Prove that $\ln n = o(n^\alpha)$ for all strictly positive real numbers $\alpha$

asymptoticsconvergence-divergencelogarithmsreal-analysissequences-and-series

I am trying to prove that for all $\alpha \in \mathbb R_+^*$:
$$\frac{\ln n}{n^\alpha} \longrightarrow{} 0$$
For $\alpha = 1$, I proved it using the squeeze theorem after showing (using the derivative of the difference) that $\ln n \le \sqrt n$ for almost all $n$. I tried to generalise this approach to an arbitrary positive exponent $\alpha$. To do that, I tried to prove that the function
$$f: x \mapsto \ln n – x^\alpha$$
is negative for almost all natural numbers.

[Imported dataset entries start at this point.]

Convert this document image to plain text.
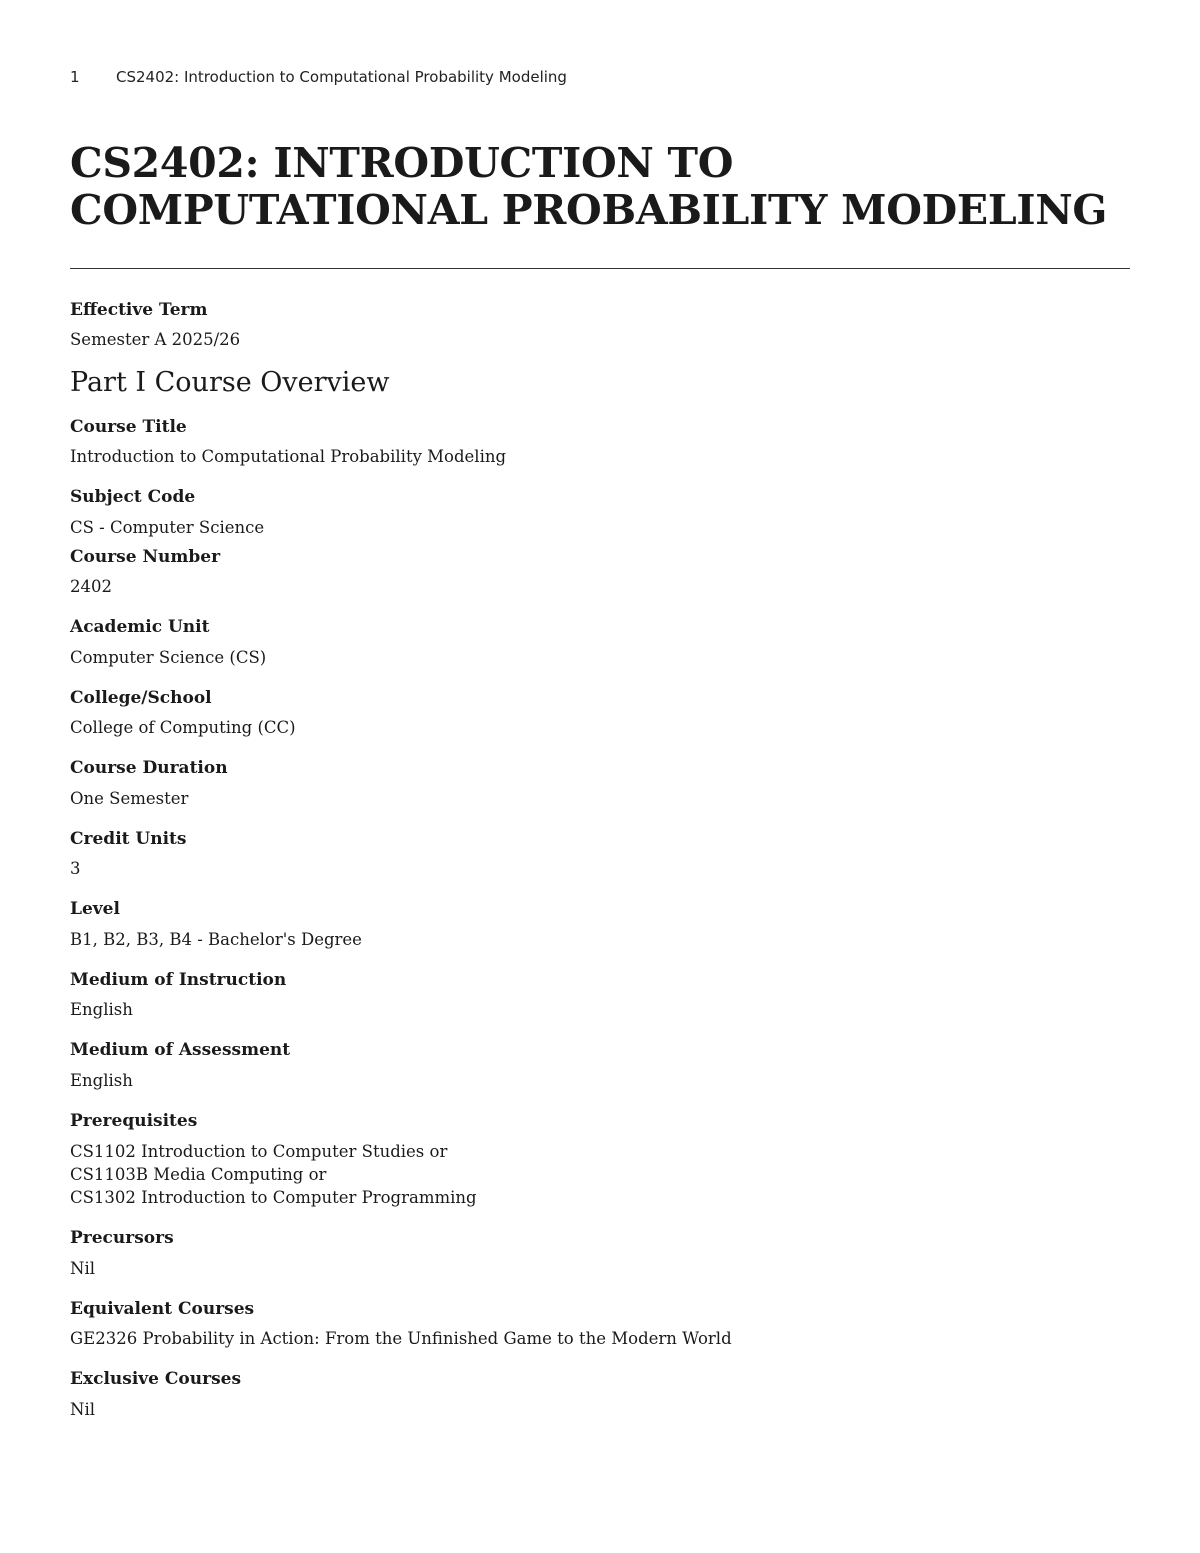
1 CS2402: Introduction to Computational Probability Modeling
CS2402: INTRODUCTION TO COMPUTATIONAL PROBABILITY MODELING

Effective Term

Semester A 2025/26

Part I Course Overview

Course Title

Introduction to Computational Probability Modeling

Subject Code

CS - Computer Science

Course Number

2402

Academic Unit

Computer Science (CS)

College/School

College of Computing (CC)

Course Duration

One Semester

Credit Units

3

Level

B1, B2, B3, B4 - Bachelor's Degree

Medium of Instruction

English

Medium of Assessment

English

Prerequisites

CS1102 Introduction to Computer Studies or

CS1103B Media Computing or

CS1302 Introduction to Computer Programming

Precursors

Nil

Equivalent Courses

GE2326 Probability in Action: From the Unfinished Game to the Modern World

Exclusive Courses

Nil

I showed that is was decreating over $I = [\left(\frac{2}{\alpha}\right)^\frac{2}{\alpha}, +\infty[$, but I can't manage to find a point $x_0 \in I$ such that $f(x_0) \le 0$.

What should I do?

Best Answer

If $\dfrac{\ln n}{n}\to 0,$ then $\dfrac{\ln n^\alpha}{n^\alpha} \to 0.$ Thus

$$\frac{\ln n}{n^\alpha} = \frac{1}{\alpha}\left (\frac{\ln n^\alpha}{n^\alpha}\right)\to \frac{1}{\alpha}\cdot 0 = 0.$$